How is this relevant?
Westpac is one of the top 100 banks in the World, with assets of nearly $900 Billion, 35,029 employees, (2018), 1,204 branches and 3,222 ATMs. Although correspondent banks like Westpac have an order of magnitude more AML/CTF risk exposure than community
banks, there is still significant AML risk at financial institutions of any size.
Bad actors have had plenty of time to circumvent legacy rules-based AML systems. Lots of little transactions over a period of years across multiple channels and counter-parties are extremely difficult to identify using rules-engines vs. a few big and highly
How could this happen?
This is not totally a management failure, nor is it wholly a technology failure. Both are at fault.
According to AUSTRAC, from November 2013 to September 2018, in four correspondent relationships, Westpac received 19,427,710 incoming IFTls (International Funds Transfer Instructions) with a total value over $11 billion under four of its correspondent banking
relationships. Westpac failed to give AUSTRAC a report of each of these instructions within 10 business days of their receipt, as required by s 45 of the Act.
An international funds transfer instruction (IFTI) is an instruction to transfer money or property to either:
- Australia from another country
- another country from Australia.
If you make an IFTI, you must submit an IFTI report to AUSTRAC within 10 days.
These IFTls transactions represented over 72% of all incoming IFTls received by Westpac during this period. This is more than a huge red-flag, it’s a red-flag big enough to drape WestPac’s Sydney head-office. Westpac did not report these IFTls until the
period 22 October 2018 to 20 September 2019.
From October 2016 to November 2018, Westpac received 61,717 incoming IFTls with a total value of over $100 million under the arrangements it had with an ordering institution. Westpac failed to give AUSTRAC a report of each of these instructions within 10
business days of their receipt.
Westpac did not report these IFTls until the period 27 March 2019 to 20 September 2019.
Westpac is not the only bank guilty of systematic control failures, failures in management and lack of board oversight to enforce basic AML hygiene in the onboarding process, execution of controls, and AML program oversight.
Westpac is implementing a comprehensive program to address these issues, which you can read about here.
Amberoon Point of View
In many ways, Westpac is a victim of its legacy AML technology. Rules-engines have been the default processing engine for AML systems in banks for 20 years, however unless banks are aware of a particular scenario of abuse, suspect transactions are unlikely
to be identified and flagged.

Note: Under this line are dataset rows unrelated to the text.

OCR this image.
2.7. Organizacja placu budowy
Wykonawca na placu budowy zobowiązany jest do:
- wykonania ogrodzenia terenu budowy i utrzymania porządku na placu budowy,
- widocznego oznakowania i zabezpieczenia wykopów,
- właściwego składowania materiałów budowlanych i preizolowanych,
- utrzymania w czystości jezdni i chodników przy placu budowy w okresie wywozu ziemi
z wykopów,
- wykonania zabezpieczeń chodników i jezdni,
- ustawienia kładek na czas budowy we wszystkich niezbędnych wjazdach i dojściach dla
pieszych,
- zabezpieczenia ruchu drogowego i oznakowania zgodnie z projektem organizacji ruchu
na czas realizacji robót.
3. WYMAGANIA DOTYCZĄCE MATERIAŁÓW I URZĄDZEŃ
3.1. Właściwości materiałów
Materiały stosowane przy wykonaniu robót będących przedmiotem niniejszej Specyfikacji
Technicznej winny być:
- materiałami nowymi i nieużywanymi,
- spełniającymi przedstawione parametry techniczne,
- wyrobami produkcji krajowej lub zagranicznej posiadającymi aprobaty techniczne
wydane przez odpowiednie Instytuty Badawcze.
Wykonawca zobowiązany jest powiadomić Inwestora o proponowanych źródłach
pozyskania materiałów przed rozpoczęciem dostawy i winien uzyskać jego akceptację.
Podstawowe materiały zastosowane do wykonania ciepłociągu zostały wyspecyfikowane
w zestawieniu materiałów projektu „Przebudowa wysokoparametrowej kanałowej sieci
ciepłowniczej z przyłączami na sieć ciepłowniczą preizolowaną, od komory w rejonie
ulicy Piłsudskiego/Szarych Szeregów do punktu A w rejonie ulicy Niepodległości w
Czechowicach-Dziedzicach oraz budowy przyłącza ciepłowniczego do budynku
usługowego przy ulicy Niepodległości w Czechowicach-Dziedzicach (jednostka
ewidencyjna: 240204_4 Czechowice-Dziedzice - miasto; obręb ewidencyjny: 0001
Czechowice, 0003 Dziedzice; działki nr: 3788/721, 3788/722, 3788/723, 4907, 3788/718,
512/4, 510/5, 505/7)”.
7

Bad actors have adapted behavior to circumvent the limitations of rules-based systems. The process of reviewing millions of transactions per month in an AML system that produces >90% false positives is mind-numbingly fatiguing,
ineffective, and costly.
Modern machine-learning AI systems are capable of analyzing and detecting patterns among billions of transactions across all banking channels that are otherwise undetected. Finding a needle in a stack of needles is a useful metaphor for machine-learning
applied to AML/CTF.
Forensic inquiry makes it easy to combine human intelligence with intelligence that machine learning produces. Forensic inquiry empowers compliance teams to quickly pinpoint high risk accounts and bad actors and drill-down on suspicious behavior so that
a Suspicious Activity Report can be filed in a timely manner.
Westpac is implementing a comprehensive program to correct deficiencies, including doubling its compliance staff. It promises to review technology and its AML practices.
Westpac does not need to double its AML compliance staffing.
Westpac could invest in modern AML technology with the potential to reduce compliance staffing levels by 50%.
Modern AML technology empowers compliance staff and increases AML program effectiveness and efficiency through the use of forensic inquiry. Forensic inquiry uses a search and visualize metaphor, process automation and machine learning systems to quickly
identify patterns of behavior of bad actors that today may be undetected.